Unfortunately, I think my anxiety is still largely a separate thing, though it is better now because Strattera is doing a good job at dusting. I lost my mind during a midterm when I started having problems with Respondus (there’s a whole story behind why I flipped out that is connected to the fact that we originally used ProctorU). Of course, it was me jumping to conclusions; everyone had the exact same problem I did. Even so, I think parts of my anxiety are more under control now that the ADHD is settling down.

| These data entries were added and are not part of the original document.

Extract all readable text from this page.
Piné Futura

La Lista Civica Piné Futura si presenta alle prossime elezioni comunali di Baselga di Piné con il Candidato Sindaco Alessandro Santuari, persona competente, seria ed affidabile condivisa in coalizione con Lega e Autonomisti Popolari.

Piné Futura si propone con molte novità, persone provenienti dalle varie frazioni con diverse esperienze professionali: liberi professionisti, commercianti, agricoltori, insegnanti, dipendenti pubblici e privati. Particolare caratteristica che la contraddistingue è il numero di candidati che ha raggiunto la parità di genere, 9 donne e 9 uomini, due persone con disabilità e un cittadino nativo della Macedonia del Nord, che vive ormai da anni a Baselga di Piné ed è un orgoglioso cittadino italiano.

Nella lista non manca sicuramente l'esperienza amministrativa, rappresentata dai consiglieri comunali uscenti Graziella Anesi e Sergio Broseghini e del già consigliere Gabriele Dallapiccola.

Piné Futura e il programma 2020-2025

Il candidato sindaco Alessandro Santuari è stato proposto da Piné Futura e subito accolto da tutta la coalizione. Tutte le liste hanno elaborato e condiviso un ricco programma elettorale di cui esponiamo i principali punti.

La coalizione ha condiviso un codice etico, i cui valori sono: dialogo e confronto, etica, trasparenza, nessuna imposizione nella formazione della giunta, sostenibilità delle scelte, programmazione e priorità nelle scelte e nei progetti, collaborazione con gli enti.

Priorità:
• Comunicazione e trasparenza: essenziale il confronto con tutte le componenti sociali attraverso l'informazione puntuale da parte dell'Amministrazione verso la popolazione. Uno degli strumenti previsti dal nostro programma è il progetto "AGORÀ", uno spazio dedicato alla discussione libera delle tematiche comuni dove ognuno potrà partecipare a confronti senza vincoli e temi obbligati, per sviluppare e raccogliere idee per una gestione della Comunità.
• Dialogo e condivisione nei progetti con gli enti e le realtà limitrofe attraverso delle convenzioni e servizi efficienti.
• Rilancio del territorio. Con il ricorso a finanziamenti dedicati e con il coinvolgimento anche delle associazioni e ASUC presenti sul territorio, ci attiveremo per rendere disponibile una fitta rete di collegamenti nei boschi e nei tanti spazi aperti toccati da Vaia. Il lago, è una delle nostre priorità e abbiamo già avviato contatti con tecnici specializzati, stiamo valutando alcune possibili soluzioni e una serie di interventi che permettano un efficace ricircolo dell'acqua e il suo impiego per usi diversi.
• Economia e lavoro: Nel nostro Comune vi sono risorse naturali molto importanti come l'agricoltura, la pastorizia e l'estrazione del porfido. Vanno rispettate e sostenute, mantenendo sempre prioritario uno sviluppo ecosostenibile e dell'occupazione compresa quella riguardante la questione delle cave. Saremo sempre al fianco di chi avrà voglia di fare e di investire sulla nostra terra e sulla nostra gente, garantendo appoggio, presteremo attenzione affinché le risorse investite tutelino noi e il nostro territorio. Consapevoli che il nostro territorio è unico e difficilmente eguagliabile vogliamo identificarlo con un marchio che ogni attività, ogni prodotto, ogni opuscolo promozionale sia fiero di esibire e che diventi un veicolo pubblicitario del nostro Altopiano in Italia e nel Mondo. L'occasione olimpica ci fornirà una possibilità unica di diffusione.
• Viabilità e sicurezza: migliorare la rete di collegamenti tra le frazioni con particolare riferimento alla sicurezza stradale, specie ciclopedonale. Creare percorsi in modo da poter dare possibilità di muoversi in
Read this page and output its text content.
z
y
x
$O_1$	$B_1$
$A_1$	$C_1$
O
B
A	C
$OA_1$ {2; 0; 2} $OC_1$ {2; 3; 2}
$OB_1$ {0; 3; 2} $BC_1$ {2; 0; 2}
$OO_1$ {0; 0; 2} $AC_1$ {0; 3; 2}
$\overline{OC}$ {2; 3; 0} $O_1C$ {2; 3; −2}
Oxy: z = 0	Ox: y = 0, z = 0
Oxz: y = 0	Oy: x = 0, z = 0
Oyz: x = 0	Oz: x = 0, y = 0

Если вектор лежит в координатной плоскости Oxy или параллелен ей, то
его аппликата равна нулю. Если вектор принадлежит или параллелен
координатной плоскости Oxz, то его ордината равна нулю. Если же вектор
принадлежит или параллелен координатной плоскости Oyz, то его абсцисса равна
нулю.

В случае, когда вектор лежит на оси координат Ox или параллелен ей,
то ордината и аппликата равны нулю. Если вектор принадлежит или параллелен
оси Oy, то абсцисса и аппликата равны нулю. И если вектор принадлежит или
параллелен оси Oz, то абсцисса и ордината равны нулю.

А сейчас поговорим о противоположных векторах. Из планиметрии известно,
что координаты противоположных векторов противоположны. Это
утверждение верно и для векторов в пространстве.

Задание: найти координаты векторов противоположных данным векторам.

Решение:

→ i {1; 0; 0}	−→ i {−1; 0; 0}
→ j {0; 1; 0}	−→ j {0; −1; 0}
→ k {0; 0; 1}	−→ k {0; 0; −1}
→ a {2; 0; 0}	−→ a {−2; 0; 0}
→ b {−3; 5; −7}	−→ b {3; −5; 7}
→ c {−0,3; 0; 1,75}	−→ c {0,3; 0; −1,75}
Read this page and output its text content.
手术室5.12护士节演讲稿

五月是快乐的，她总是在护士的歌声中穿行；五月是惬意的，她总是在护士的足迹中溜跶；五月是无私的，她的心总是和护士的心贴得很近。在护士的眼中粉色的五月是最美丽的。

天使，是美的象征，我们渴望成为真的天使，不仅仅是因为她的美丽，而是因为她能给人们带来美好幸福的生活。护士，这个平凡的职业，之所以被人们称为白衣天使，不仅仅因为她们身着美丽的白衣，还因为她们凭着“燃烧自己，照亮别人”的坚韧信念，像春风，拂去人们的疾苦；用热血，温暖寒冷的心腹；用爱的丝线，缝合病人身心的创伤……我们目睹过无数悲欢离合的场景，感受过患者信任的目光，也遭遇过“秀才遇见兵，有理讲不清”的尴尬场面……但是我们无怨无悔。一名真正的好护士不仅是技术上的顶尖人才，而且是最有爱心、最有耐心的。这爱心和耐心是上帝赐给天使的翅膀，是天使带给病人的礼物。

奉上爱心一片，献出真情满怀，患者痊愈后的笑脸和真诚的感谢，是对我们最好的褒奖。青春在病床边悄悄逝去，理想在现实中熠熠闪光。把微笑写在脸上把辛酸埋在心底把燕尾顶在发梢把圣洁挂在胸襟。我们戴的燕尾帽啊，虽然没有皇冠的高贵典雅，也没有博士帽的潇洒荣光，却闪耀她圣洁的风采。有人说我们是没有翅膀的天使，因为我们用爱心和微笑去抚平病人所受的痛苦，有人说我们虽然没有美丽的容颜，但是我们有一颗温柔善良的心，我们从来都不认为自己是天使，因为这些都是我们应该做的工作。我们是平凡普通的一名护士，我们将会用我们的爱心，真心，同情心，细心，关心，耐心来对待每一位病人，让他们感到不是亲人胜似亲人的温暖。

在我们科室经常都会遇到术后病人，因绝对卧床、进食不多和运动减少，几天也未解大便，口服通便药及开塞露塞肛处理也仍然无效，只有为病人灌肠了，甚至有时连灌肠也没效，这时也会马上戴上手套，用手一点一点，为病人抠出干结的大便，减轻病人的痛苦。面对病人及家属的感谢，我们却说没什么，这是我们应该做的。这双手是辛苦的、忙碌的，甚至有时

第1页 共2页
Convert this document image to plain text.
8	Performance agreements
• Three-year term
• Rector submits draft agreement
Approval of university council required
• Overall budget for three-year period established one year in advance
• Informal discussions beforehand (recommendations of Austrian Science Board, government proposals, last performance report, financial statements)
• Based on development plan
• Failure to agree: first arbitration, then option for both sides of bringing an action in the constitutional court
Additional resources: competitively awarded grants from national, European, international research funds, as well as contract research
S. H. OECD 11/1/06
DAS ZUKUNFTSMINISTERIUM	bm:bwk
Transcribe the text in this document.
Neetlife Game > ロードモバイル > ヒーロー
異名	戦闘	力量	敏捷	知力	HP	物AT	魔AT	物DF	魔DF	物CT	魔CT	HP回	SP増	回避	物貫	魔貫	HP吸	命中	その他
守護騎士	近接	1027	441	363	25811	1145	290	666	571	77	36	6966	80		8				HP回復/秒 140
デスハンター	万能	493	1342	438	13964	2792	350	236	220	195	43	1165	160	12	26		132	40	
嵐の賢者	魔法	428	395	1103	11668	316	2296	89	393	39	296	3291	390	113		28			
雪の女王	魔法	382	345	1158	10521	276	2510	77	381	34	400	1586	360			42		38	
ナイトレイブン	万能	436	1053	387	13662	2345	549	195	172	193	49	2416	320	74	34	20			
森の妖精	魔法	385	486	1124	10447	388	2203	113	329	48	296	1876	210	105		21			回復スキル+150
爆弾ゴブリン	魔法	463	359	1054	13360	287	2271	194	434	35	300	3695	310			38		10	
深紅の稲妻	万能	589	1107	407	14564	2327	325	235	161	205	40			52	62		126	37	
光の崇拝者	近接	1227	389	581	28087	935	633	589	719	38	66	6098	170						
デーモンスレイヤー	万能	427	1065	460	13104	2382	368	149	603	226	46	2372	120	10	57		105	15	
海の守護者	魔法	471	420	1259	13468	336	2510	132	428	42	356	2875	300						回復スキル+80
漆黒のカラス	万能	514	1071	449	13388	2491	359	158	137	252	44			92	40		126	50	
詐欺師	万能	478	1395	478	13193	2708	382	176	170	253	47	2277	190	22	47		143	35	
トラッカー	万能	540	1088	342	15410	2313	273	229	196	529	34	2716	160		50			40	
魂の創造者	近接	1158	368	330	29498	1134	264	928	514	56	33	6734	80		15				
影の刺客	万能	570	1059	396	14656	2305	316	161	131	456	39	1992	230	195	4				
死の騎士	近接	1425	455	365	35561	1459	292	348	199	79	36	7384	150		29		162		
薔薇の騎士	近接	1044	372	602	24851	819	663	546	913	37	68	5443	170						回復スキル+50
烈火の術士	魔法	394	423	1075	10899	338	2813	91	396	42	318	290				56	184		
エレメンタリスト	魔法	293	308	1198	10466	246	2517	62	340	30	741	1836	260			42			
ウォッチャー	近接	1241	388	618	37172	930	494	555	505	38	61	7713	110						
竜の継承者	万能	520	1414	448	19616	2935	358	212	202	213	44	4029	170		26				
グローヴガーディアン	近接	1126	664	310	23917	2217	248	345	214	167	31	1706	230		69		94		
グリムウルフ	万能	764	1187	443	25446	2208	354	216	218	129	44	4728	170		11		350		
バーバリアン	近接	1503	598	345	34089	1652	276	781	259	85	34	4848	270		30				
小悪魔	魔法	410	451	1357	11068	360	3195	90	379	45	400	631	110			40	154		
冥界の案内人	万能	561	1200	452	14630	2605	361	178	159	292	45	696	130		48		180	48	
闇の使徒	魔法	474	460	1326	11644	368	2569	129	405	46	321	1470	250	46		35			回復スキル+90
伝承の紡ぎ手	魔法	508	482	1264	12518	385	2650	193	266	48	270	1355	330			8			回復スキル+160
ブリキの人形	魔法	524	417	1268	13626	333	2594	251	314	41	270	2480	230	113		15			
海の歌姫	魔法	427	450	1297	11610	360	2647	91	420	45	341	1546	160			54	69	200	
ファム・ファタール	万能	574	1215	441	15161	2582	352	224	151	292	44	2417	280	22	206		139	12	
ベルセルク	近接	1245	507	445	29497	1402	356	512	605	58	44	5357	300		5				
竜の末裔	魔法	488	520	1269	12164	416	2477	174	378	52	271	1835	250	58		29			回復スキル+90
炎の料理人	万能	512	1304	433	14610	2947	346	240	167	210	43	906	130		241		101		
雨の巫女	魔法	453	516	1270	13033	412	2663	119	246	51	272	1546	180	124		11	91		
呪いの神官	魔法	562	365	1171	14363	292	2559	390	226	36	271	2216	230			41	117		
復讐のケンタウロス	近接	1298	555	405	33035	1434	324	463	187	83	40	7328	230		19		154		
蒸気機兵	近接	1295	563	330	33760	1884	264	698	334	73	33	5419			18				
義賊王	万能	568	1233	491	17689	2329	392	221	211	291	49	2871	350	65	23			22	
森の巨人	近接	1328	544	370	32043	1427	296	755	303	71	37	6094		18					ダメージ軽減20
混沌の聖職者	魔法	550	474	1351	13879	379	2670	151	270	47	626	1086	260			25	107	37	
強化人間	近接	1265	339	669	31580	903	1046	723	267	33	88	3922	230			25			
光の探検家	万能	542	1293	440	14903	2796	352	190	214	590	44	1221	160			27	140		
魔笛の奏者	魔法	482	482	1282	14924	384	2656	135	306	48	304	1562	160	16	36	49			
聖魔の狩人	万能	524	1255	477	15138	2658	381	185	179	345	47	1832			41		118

I am now enjoying this term more and feeling more confident that this is something I can manage, that I am capable of doing this, that I will not fail or drop any classes. I am looking more toward the future now instead of feeling trapped in the present, taking things one day at a time. You’d think that’d be a good thing, taking everything a day at a time, but sometimes being too present can feel stifling. Sometimes not looking toward the future means you are uncertain about whether or not you’re even going to have a future. Now I am doing research into a specialty that I would ultimately like to obtain within the decade after graduating PT school, one I’m very much excited about because I didn’t know of its existence. I have TMD, and physical therapists can help with that, and so I want to specialize in that area. I still want to specialize in the low back, but I’ll probably go after the McKenzie specialty first since it may count toward being able to be certified in the craniofacial and cervical spine through PTBCCT.

Overall, my passion for PT has been renewed thanks to finally being treated for ADHD.